Some years ago ‘The Economist’ noted that the disturbingly addictive South Korean music video ‘Gangnam Style’ by PSY had gone well past two billion views on YouTube, making it the most watched clip of all time. It is just over 4 minutes long, so this equates to more than 140 million hours, or over 16,000 years of time spent watching PSY and his antics! This begs the question: what other achievements for the betterment of humanity have been delayed or even abandoned in all this time spent watching a group of enigmatic songsters engaging in air lassos and sideways shuffles?
The sharp brains at ‘The Economist’ calculated that, if those people had not been watching PSY (and they had all been willing to collaborate on a joint project!), they could have built 3 aircraft carriers, or 4 Great Pyramids of Giza, or 20 Empire State Buildings, or 4 Stonehenges, or 2 London Olympic Parks, or 1.5 Wikipedias! But such studies of productivity lost through frivolous distraction neglect the possibility that this amount of time was going to be wasted by this number of people anyway – it’s just a matter of how they chose to waste it.
When you think over the last few days at work, have you put off doing something that actually does matter to you? Do you find yourself getting focused only when the deadline gets tight? Is there a thrill in working against the clock – when, secretly, you know you could have planned your time so that there was no last minute crisis? Does your mind wander and you become distracted quite easily? If you’re honest, do you sometimes avoid failure by never finishing (or perhaps never even starting) a key task – maybe that blockbuster business book or your breakthrough invention?

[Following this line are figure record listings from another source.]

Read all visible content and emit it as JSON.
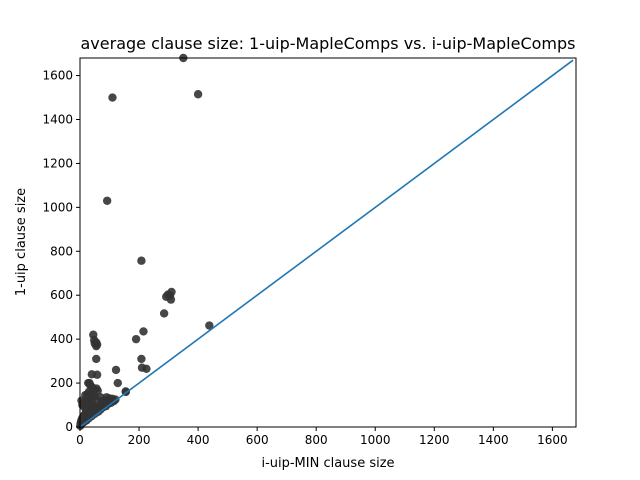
{
  "chart_data": {
    "type": "scatter",
    "title": "average clause size: 1-uip-MapleComps vs. i-uip-MapleComps",
    "xlabel": "i-uip-MIN clause size",
    "ylabel": "1-uip clause size",
    "xlim": [
      0,
      1680
    ],
    "ylim": [
      0,
      1680
    ],
    "xticks": [
      0,
      200,
      400,
      600,
      800,
      1000,
      1200,
      1400,
      1600
    ],
    "yticks": [
      0,
      200,
      400,
      600,
      800,
      1000,
      1200,
      1400,
      1600
    ],
    "grid": false,
    "legend": "none",
    "point_color": "#333333",
    "line_color": "#1f77b4",
    "reference_line": {
      "x": [
        0,
        1670
      ],
      "y": [
        0,
        1670
      ]
    },
    "points": [
      [
        350,
        1680
      ],
      [
        110,
        1500
      ],
      [
        400,
        1515
      ],
      [
        92,
        1030
      ],
      [
        208,
        757
      ],
      [
        310,
        615
      ],
      [
        298,
        603
      ],
      [
        305,
        598
      ],
      [
        308,
        580
      ],
      [
        292,
        593
      ],
      [
        285,
        517
      ],
      [
        438,
        462
      ],
      [
        215,
        435
      ],
      [
        190,
        400
      ],
      [
        45,
        420
      ],
      [
        48,
        395
      ],
      [
        55,
        385
      ],
      [
        58,
        375
      ],
      [
        55,
        368
      ],
      [
        50,
        380
      ],
      [
        55,
        310
      ],
      [
        208,
        310
      ],
      [
        210,
        270
      ],
      [
        225,
        265
      ],
      [
        122,
        260
      ],
      [
        40,
        240
      ],
      [
        58,
        238
      ],
      [
        128,
        200
      ],
      [
        28,
        200
      ],
      [
        35,
        190
      ],
      [
        42,
        180
      ],
      [
        56,
        175
      ],
      [
        48,
        170
      ],
      [
        30,
        160
      ],
      [
        60,
        165
      ],
      [
        155,
        160
      ],
      [
        155,
        162
      ],
      [
        25,
        150
      ],
      [
        18,
        145
      ],
      [
        35,
        140
      ],
      [
        50,
        140
      ],
      [
        70,
        135
      ],
      [
        90,
        135
      ],
      [
        100,
        130
      ],
      [
        110,
        128
      ],
      [
        120,
        125
      ],
      [
        115,
        118
      ],
      [
        105,
        110
      ],
      [
        95,
        105
      ],
      [
        80,
        100
      ],
      [
        65,
        95
      ],
      [
        55,
        90
      ],
      [
        45,
        85
      ],
      [
        35,
        80
      ],
      [
        28,
        75
      ],
      [
        25,
        70
      ],
      [
        20,
        65
      ],
      [
        18,
        60
      ],
      [
        15,
        55
      ],
      [
        12,
        50
      ],
      [
        10,
        45
      ],
      [
        8,
        40
      ],
      [
        6,
        35
      ],
      [
        5,
        30
      ],
      [
        4,
        25
      ],
      [
        3,
        20
      ],
      [
        2,
        15
      ],
      [
        2,
        10
      ],
      [
        1,
        5
      ],
      [
        5,
        120
      ],
      [
        8,
        100
      ],
      [
        12,
        110
      ],
      [
        20,
        120
      ],
      [
        25,
        105
      ],
      [
        30,
        115
      ],
      [
        38,
        125
      ],
      [
        42,
        100
      ],
      [
        60,
        120
      ],
      [
        75,
        115
      ],
      [
        85,
        120
      ],
      [
        100,
        115
      ],
      [
        62,
        70
      ],
      [
        70,
        80
      ],
      [
        78,
        90
      ],
      [
        88,
        95
      ],
      [
        40,
        50
      ],
      [
        30,
        40
      ],
      [
        22,
        30
      ],
      [
        15,
        25
      ],
      [
        10,
        20
      ],
      [
        50,
        60
      ],
      [
        55,
        75
      ],
      [
        45,
        65
      ],
      [
        35,
        55
      ],
      [
        32,
        200
      ],
      [
        44,
        150
      ],
      [
        28,
        130
      ],
      [
        15,
        90
      ],
      [
        20,
        95
      ],
      [
        40,
        110
      ]
    ]
  }
}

Procrastination is not a modern phenomenon. In fact, there are ancient Egyptian hieroglyphs complaining about procrastination and the first book on the topic, Anthony Walker’s ‘The Great Evil of Procrastination’, was published in 1682. But this old problem has been fuelled by the digital era, with our constant stream of emails, memos, games, social media updates, internet wandering and ‘cyber loafing’. If procrastination is an issue for you at least some of the time, then you are by no means alone. A large study conducted in Australia, UK and US confirmed what we have all surely suspected: 80-95% of university students suffer from chronic procrastination and, in the general workforce, the figure is a worrying 20%, with that number rising significantly when the researchers asked about occasional episodes which, nevertheless, had a negative impact on the person’s productivity, self-esteem and overall happiness.

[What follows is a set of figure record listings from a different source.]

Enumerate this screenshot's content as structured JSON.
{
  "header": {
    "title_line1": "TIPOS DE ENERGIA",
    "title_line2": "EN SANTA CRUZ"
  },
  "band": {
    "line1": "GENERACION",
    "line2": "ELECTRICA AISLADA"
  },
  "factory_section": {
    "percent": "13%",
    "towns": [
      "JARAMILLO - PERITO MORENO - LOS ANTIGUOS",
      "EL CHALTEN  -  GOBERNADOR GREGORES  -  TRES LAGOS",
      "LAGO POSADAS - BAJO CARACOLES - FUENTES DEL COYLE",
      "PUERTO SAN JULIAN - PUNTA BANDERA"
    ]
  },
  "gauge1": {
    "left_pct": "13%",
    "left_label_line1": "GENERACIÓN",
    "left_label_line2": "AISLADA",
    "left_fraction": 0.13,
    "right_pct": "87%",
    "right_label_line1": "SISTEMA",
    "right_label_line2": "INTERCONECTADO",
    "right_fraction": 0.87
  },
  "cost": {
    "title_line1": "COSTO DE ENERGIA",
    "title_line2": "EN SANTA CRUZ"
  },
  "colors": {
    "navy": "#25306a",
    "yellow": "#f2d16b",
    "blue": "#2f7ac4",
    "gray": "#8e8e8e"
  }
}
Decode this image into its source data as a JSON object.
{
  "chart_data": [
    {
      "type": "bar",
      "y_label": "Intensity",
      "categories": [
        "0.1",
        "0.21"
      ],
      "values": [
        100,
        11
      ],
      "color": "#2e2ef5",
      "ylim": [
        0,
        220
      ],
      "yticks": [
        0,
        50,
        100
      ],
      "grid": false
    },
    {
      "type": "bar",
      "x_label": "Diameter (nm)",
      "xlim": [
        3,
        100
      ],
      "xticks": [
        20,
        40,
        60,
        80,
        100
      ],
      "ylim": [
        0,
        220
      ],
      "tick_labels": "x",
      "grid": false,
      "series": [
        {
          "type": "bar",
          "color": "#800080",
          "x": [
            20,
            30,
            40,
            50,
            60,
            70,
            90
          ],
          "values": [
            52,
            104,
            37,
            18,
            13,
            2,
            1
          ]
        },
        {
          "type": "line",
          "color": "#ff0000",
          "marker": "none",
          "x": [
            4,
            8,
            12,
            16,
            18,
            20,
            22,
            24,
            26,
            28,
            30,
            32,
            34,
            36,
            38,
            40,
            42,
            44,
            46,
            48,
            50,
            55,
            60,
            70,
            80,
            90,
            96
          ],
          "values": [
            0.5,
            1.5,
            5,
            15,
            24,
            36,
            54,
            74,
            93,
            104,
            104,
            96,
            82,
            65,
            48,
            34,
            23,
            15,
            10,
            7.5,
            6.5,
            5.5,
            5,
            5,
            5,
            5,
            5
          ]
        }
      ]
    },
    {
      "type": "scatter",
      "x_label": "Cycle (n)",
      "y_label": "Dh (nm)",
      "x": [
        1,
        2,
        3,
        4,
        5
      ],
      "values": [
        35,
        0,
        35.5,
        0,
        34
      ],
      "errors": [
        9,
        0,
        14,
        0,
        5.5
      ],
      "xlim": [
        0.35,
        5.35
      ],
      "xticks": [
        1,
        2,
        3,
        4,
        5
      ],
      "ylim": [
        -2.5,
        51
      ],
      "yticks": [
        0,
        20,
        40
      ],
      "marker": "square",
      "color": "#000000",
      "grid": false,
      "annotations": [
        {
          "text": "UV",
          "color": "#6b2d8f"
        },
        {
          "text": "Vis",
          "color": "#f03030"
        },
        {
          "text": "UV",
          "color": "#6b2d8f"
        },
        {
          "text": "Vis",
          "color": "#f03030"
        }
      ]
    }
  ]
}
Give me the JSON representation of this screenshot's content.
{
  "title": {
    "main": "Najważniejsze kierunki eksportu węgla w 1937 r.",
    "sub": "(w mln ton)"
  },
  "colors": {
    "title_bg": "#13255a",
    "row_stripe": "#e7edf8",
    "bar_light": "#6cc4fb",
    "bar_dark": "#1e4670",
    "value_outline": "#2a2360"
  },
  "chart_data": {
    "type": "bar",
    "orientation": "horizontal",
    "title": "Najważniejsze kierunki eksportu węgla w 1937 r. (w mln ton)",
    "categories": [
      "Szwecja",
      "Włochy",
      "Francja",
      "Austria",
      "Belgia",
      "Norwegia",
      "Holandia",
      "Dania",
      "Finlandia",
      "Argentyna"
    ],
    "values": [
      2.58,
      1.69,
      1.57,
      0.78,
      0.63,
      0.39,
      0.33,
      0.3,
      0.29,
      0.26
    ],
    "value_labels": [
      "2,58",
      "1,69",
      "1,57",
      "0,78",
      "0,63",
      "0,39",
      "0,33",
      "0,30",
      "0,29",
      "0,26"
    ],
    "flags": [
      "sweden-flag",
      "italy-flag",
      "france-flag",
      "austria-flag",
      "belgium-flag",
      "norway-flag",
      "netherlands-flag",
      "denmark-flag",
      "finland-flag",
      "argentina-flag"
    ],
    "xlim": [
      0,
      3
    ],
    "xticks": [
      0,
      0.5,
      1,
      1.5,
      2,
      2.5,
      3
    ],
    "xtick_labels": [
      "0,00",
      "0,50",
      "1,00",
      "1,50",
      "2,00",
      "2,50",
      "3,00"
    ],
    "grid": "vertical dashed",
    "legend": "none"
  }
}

Procrastination is about avoiding something that you feel in two minds about doing. So what is it about the task that makes you want to avoid doing it? Behavioural scientists at the London School of Economics have identified some common attention obstacles. For example, they found that you should do one thing at time. Not only did people get more done that way, but they felt happier too. Multitasking reduces productivity because of the ‘switching costs’ as you move from one task to another.

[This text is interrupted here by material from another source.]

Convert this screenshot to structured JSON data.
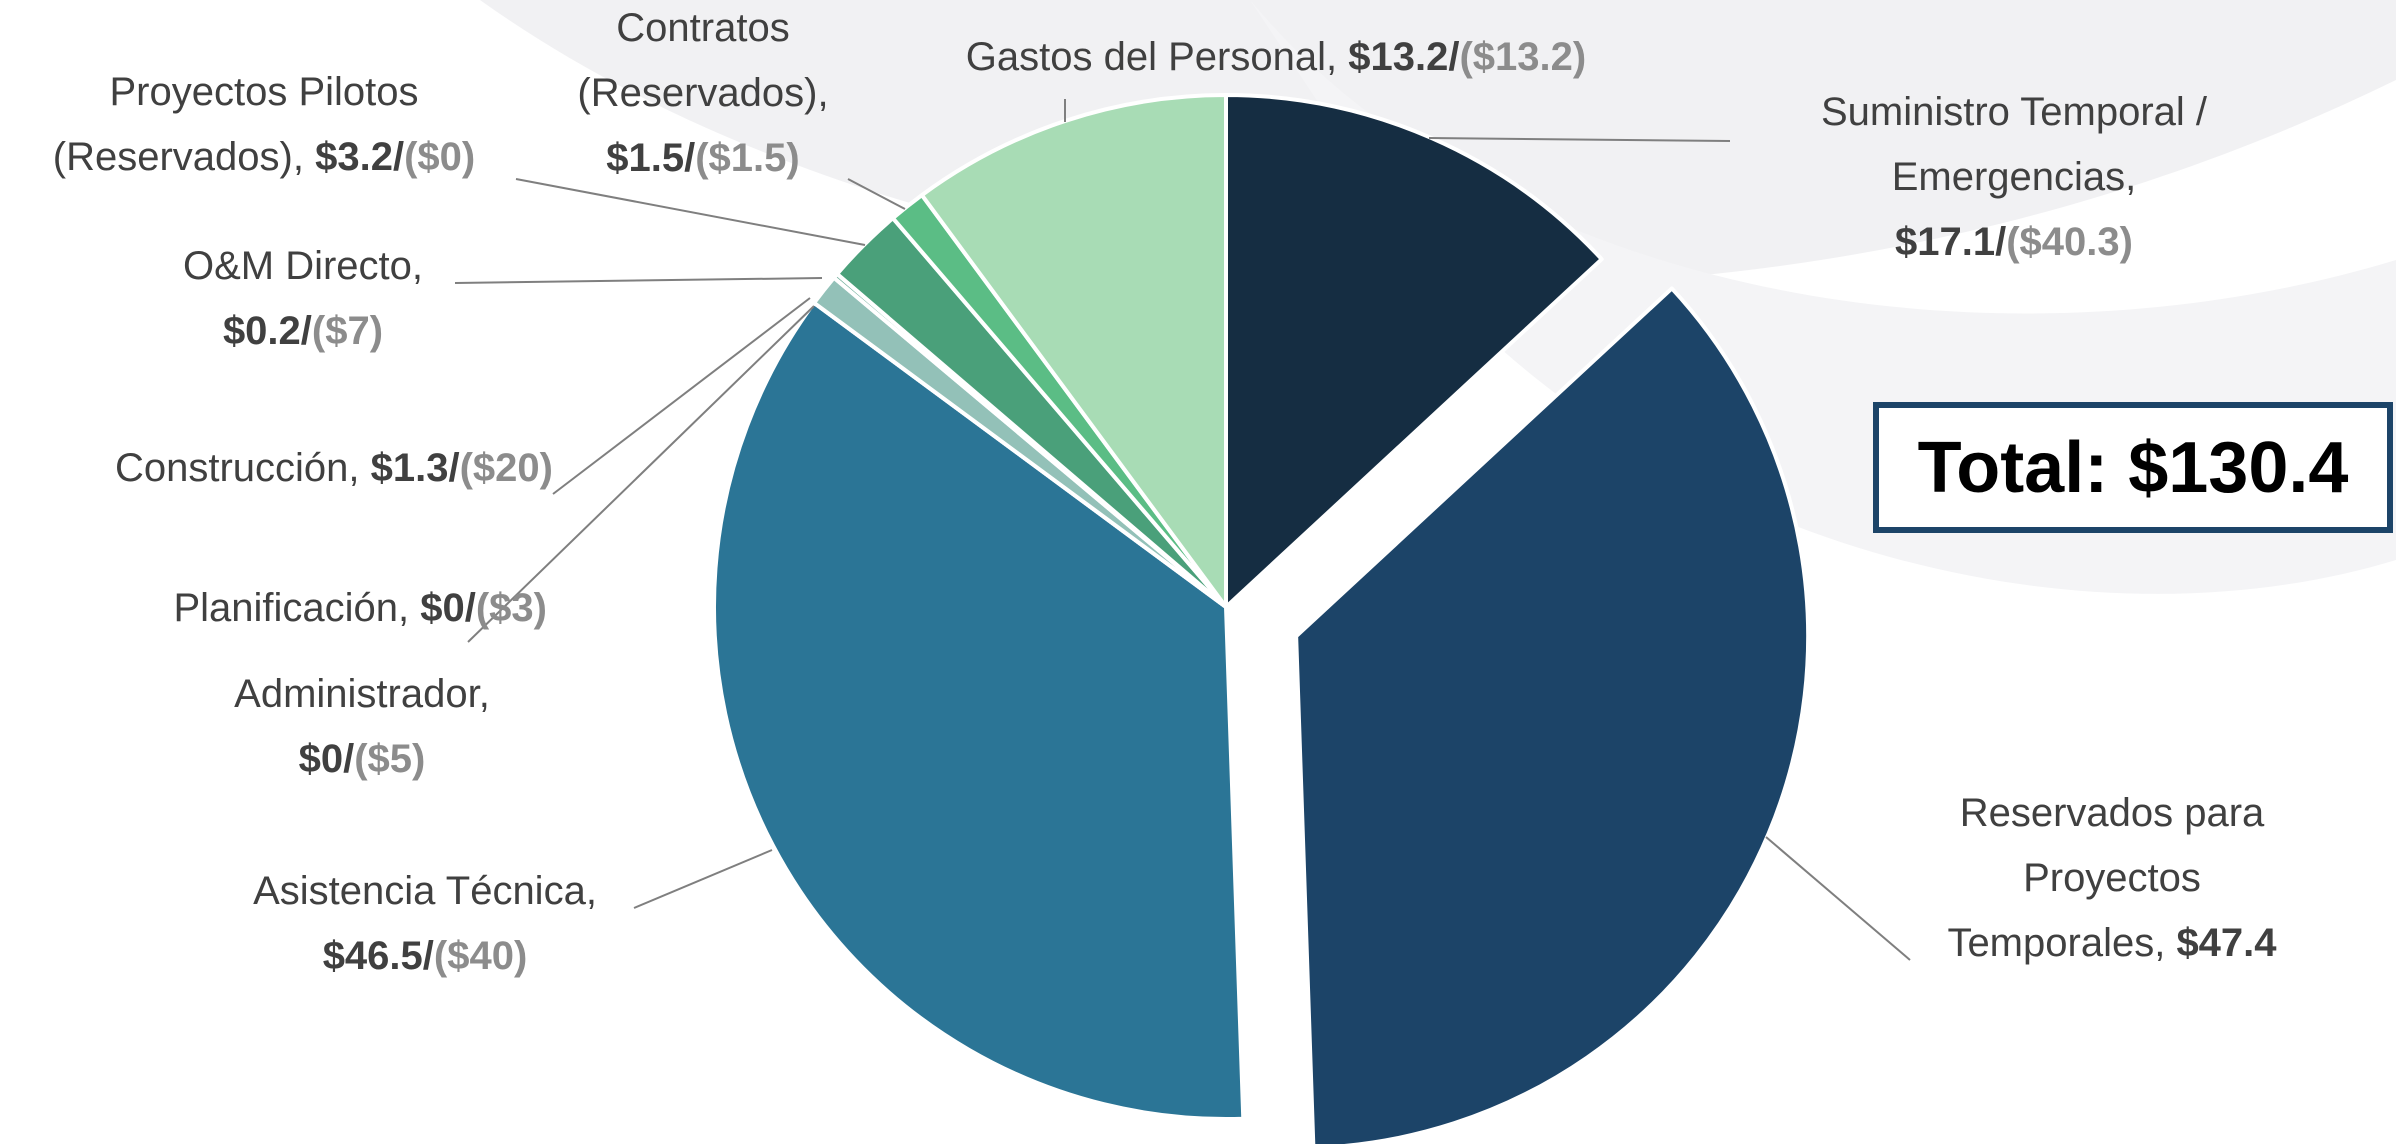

Loan officers at a Columbian bank were found to have a shared habit of putting off finding new clients until just before their monthly bonuses were calculated. Unsurprisingly, more than 70% of them reported high stress levels and an inability to stick to work plans. But when they, as a team, broke down their work into defined weekly tasks and received small prizes for finishing each week, their procrastination levels went down dramatically and their enjoyment of the job went up.
Some of the most innovative research on this common problem focuses on how to design ‘nudges’. This is about creating a portfolio of small adjustments to your environment that work together to gently nudge you in a positive direction, in ways that feel natural and without effort. For example, put yourself back in the same setting where you wrote that last well-received report. The same context will nudge you towards those previous useful behaviours. However, if you always work in the same place and often struggle to get things done, rearrange your space completely and see what happens.
Other nudges include opting out of internet distractions; setting default deadlines; breaking something into small, public commitments; and hanging out with highly motivated people. This last impact was found to increase when people talk about how things are going. Conversing about experiences is pleasurable, so share with others how you get things done and listen to what they do.
Employees that reported they receive regular information about how well they are performing are more likely to say they experience high levels of meaningfulness at work. This matters because feeling a sense of purpose has been found to contribute to happiness. Even if you don’t get immediate pleasure from that tough task, identifying for yourself exactly how it is meaningful, gives you a purpose-driven route out of procrastination. Finally, if you can forgive yourself for your past procrastination, it’s more likely that you’ll take some practical steps to break the pattern this time. So be kind to yourself, as you start to change old habits!
If more than half of these items apply to you, don’t put off trying some of the ideas in this briefing!